De ser considerado poco menos que un ´playboy´, algo de lo que siempre ha renegado, con poca capacidad para pilotar un monoplaza de Fórmula Uno, Button ha pasado a ganarse el respeto generalizado y a eclipsar este año a su compatriota Lewis Hamilton, el niño mimado de todo el Reino Unido y al que sucede en el historial de campeones del mundo.
Jenson Alexander Lyons Button (Frome, Inglaterra, 19-01-80), es hijo de John Button, ex-piloto de ´rallycross´, y Simone Lyons.

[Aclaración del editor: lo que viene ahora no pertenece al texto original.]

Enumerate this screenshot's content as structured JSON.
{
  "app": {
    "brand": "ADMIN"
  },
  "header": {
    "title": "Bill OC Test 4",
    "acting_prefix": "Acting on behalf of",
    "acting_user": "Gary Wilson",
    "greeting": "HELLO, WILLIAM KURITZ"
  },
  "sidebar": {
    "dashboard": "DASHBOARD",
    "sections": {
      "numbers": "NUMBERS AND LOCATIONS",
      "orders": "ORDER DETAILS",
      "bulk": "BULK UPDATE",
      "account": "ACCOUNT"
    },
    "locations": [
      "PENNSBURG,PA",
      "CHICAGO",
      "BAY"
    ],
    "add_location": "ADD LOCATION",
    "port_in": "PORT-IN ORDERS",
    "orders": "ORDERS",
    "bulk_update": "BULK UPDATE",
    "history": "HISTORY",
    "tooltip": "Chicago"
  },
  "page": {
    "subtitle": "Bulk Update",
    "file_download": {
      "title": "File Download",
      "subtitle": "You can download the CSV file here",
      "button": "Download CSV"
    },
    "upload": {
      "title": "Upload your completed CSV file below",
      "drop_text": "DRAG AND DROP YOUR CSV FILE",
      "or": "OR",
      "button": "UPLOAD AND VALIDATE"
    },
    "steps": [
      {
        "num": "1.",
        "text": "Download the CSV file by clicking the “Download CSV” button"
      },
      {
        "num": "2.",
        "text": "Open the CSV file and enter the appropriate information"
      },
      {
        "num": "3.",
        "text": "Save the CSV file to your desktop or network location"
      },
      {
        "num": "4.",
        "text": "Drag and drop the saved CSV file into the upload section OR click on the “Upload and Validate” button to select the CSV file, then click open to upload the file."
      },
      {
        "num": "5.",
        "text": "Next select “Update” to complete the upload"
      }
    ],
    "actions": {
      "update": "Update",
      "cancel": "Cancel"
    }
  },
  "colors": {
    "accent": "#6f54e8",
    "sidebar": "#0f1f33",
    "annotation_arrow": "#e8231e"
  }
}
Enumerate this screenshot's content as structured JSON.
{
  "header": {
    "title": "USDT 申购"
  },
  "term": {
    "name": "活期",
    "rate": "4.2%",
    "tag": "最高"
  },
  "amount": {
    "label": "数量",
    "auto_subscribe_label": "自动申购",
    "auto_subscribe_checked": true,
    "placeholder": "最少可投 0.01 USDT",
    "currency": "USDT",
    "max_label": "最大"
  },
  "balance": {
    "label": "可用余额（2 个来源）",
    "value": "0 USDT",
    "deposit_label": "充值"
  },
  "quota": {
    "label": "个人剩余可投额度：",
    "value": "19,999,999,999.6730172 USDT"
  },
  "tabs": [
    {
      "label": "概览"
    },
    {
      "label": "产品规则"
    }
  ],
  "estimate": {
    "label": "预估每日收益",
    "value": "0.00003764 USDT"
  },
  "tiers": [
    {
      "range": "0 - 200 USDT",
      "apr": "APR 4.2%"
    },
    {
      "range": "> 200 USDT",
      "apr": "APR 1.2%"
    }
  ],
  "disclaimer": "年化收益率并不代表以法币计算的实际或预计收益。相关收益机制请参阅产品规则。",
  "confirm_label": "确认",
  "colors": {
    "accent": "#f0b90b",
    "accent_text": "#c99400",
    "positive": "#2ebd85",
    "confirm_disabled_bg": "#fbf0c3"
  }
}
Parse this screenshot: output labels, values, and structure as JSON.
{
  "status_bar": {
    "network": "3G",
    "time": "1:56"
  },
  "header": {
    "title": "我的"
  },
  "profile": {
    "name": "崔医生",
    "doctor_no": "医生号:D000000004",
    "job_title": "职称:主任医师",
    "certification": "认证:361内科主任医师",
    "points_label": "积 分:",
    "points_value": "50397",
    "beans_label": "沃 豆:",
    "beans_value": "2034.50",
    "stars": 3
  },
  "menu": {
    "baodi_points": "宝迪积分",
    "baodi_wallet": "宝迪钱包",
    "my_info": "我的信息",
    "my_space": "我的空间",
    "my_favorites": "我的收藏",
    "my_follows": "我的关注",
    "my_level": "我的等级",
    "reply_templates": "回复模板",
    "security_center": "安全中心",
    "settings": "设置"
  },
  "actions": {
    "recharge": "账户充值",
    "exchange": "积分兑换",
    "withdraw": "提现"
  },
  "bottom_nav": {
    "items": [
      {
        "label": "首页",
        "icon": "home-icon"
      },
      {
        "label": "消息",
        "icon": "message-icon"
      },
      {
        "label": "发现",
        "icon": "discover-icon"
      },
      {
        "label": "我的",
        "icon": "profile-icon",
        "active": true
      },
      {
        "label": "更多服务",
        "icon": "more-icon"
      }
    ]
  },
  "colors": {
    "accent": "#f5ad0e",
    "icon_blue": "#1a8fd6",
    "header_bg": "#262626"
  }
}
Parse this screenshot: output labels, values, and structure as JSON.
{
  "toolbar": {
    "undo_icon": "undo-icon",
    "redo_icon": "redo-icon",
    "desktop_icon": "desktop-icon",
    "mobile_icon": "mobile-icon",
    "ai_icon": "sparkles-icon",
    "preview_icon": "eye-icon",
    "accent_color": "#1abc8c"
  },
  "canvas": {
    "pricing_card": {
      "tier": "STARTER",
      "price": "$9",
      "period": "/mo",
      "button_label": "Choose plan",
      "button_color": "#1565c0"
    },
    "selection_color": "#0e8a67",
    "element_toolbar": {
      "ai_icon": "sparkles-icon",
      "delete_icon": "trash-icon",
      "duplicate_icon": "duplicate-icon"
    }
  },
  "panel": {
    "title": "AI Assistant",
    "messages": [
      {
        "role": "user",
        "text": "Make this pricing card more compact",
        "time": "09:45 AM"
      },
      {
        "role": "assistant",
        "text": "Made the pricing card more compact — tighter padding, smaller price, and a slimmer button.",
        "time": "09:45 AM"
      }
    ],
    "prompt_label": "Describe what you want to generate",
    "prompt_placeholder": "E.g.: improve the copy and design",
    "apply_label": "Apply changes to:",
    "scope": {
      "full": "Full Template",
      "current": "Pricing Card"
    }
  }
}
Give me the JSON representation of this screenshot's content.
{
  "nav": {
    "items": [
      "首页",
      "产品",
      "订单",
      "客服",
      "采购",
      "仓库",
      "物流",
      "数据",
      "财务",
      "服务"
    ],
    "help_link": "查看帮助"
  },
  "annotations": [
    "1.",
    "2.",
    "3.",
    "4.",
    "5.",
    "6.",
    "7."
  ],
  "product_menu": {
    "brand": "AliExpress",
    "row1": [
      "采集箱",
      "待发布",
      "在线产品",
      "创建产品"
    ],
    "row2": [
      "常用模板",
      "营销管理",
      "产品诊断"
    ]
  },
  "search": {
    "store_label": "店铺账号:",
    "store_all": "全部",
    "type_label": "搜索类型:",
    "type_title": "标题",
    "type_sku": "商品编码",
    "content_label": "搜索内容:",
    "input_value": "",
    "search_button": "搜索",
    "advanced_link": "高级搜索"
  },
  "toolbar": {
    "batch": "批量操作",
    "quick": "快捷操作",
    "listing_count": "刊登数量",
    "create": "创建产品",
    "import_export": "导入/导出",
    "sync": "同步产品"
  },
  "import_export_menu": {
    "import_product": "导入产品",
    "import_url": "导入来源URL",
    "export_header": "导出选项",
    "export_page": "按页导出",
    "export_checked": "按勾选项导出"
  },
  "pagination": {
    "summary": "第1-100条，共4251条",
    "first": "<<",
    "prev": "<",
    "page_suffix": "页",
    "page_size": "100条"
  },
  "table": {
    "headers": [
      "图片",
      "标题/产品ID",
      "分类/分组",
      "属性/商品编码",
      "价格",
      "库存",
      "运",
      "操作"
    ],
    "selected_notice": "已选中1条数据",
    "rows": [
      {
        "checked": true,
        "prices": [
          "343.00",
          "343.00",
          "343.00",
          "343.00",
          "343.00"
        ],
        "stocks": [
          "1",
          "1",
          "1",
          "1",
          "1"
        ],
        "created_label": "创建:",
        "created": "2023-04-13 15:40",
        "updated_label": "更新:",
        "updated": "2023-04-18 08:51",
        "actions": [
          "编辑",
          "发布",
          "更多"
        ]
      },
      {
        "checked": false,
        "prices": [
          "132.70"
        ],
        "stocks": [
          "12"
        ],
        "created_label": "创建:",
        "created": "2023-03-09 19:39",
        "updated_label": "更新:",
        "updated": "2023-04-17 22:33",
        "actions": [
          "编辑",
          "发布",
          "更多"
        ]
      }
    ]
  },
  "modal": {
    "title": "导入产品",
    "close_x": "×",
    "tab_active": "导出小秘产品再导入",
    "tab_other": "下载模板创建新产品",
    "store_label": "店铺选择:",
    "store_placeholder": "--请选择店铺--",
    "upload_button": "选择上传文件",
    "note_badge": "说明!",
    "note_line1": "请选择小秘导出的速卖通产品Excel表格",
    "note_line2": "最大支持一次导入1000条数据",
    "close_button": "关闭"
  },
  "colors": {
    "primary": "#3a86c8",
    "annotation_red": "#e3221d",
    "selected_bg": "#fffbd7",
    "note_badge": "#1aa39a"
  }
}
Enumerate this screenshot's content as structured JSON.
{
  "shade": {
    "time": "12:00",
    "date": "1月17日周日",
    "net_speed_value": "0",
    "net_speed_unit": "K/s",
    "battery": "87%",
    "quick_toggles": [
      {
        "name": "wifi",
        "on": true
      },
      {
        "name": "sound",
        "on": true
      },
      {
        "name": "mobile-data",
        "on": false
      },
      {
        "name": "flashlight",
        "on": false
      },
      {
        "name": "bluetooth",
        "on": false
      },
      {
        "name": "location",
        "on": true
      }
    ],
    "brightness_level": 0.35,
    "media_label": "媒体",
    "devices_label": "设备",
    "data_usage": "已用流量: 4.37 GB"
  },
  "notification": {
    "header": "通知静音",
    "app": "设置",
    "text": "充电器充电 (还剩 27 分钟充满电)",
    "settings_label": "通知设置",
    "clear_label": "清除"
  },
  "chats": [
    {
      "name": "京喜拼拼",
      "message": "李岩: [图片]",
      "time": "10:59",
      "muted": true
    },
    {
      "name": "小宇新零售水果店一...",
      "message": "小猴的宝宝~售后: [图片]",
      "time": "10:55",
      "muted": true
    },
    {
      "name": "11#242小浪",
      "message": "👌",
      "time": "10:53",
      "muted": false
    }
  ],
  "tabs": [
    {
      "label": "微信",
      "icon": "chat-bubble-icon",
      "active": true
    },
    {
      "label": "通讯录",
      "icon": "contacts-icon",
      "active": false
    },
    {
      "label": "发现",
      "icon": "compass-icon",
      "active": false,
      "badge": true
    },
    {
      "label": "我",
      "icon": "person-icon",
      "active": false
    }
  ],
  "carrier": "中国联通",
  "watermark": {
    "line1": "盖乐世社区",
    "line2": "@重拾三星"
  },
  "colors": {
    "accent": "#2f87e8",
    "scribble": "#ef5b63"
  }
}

A lo 8 años comenzó su andadura en los karts y, tras pasar con éxito por diversas fórmula en su país, llegó a la Fórmula Uno a los 20 años.
Debutó en la máxima categoría en el Gran Premio de Australia de 2000 al volante de un Williams-BMW. Pese a la enorme presión, acabó la temporada en el octavo puesto con 12 puntos.
En 2001 y todavía con contrato en vigor con Frank Williams, Button participó en el Mundial con Benetton, en donde inició su relación con el italiano Flavio Briatore, y un año más tarde se incorporó a Renault, en el año en el que el español Fernando Alonso, aún muy joven, era el piloto de pruebas del equipo francés. Sumó 14 puntos.
En 2003 se incorporó al equipo BAR Honda, con el que logró un cuarto puesto en el Gran Premio de Japón como mejor resultado. En 2004 logró su primer podio, en Malasia. En 2006 llegó, después de 114 carreras de espera en la Fórmula Uno, su primera victoria. Fue en el Gran Premio de Hungría. 2007 fue una total decepción, al igual que en 2008.
Con 29 años, ya es campeón del mundo.